Trevor Bell, recalled from triple-A Salt Lake Monday afternoon, struck out cleanup batter Evan Longoria with a runner on first to end the top of the 11th and earn the win.

The victory improved the Angels to 14-1 at home against the Rays since 2006, the year Maddon took over in Tampa Bay. The Angels are also 35-6 in their last 41 home games against the Rays, who entered Monday with the best road record (13-3) in the big leagues.

“We’re probably 1-14 at their park,” Angels Manager Mike Scioscia said. “They’re a tough club, and you have to play well to beat them.

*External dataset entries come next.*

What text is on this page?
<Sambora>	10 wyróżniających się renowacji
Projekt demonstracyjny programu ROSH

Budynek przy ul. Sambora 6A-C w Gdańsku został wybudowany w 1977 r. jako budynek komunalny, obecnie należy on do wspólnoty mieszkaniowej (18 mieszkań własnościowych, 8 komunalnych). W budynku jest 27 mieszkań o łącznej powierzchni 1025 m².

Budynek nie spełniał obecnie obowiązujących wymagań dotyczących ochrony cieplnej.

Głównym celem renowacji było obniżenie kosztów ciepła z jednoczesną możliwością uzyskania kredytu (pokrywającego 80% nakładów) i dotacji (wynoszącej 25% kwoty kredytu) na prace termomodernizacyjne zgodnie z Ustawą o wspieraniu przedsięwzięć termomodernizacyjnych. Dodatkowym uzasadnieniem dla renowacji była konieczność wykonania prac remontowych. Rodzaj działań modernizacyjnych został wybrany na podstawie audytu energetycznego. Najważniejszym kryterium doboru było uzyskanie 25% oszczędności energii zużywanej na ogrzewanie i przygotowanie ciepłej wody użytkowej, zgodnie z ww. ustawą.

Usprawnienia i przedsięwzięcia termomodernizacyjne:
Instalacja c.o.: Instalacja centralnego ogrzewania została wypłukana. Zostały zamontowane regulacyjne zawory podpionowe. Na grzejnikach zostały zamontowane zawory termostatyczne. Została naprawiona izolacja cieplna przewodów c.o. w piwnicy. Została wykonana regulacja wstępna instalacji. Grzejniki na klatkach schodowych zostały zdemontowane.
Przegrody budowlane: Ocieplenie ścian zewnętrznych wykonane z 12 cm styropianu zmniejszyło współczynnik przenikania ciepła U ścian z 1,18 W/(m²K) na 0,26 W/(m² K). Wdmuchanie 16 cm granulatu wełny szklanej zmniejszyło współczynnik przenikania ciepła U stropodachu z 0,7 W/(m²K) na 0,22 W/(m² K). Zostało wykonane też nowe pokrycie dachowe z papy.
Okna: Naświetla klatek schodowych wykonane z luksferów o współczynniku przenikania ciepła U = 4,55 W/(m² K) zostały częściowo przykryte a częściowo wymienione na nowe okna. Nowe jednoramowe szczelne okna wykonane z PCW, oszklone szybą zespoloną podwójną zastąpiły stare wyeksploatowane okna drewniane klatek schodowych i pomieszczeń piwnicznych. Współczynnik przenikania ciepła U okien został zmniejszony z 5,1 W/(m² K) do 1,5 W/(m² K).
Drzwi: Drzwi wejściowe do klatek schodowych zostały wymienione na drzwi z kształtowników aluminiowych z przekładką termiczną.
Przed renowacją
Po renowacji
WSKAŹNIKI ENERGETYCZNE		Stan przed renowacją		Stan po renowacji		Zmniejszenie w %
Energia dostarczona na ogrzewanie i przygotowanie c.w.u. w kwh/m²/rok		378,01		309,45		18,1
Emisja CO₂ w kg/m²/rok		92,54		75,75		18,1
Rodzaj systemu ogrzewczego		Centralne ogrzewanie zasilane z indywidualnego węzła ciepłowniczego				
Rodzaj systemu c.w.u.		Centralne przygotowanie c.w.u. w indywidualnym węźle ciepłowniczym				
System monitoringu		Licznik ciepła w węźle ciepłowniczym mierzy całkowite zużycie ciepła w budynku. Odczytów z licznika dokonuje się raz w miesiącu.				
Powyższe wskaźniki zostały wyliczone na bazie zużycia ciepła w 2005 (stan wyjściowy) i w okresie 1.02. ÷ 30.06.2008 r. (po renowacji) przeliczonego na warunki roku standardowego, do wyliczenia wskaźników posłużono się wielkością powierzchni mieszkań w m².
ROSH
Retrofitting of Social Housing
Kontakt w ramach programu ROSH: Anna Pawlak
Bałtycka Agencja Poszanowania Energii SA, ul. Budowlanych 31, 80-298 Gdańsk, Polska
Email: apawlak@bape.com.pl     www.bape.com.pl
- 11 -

They pressure you in a lot of ways, and as they showed tonight, there’s no quit in them.”

Joel Pineiro gave the Angels 6 1/3 superb shutout innings, allowing five hits, striking out seven and walking one, and Hunter (solo shot in the third inning) and Mike Napoli (two-run shot in the fourth) hit home runs off Rays starter Matt Garza to give the Angels a 4-0 lead.

As Napoli’s second homer of the season cleared the wall in left-center, Garza, who gave up a single to Howie Kendrick to open the fourth, smacked his glove with his bare hand and stalked toward second base.

The fired-up right-hander then retired 13 of the next 15 batters, the only Angels reaching on Reid Brignac’s throwing error on Erick Aybar’s fourth-inning grounder to second and Garza’s two-out walk to Hideki Matsui in the eighth.

That gave the Rays a chance to come back, and they rallied in the eighth inning off Rodney, who had not allowed a run in his previous 12 2/3 innings.

Longoria doubled to right field to spark a two-out rally, Carlos Pena walked, and John Jaso hit a run-scoring single to left to pull Tampa Bay to within 4-1.

Fuentes took over to start the ninth and struck out Gabe Kapler to open the inning, but Willy Aybar, who entered as pinch-hitter in the seventh and remained in the game, smoked a solo home run to deep left to make it 4-2.

Jason Bartlett reached on an infield single, beating Kendrick’s throw on a grounder toward the middle. Carl Crawford flied to right field for the second out, but Zobrist walked to put runners on first and second.

Longoria, the former Cal State Long Beach star, followed with a double to the left-center field gap to score two runs and tie the score, 4-4.

Fuentes hit Pena with a pitch, and both runners advanced on a wild pitch that the left-hander threw behind the back of Jaso and to the backstop.

But Fuentes, who suffered his second blown save of the season, recovered to get Jaso to pop to second for the final out of the inning.

“His fastball command was a little erratic,” Scioscia said. “He tried to come in on Aybar and didn’t get it in there. He tried to get ahead of Longoria with a changeup, and Longoria jumped on it.”

Fuentes said the walk to Zobrist is what hurt the most.

“That came back and got me,” he said.

The left-hander now has a 7.04 earned-run average in eight games, and he has four saves in six opportunities. Asked how his confidence was, Fuentes said, “It’s not good tonight … but tomorrow it will be fine.”

Scioscia has two other attractive closing options in Rodney and Jepsen, but he didn’t sound like a manager who was ready to change bullpen roles.

“We’ve got to let this keep moving forward,” Scioscia said. “We haven’t seen enough of this to evaluate it. We’re going to need all three of those guys to settle in and get the job done the way we know they can.”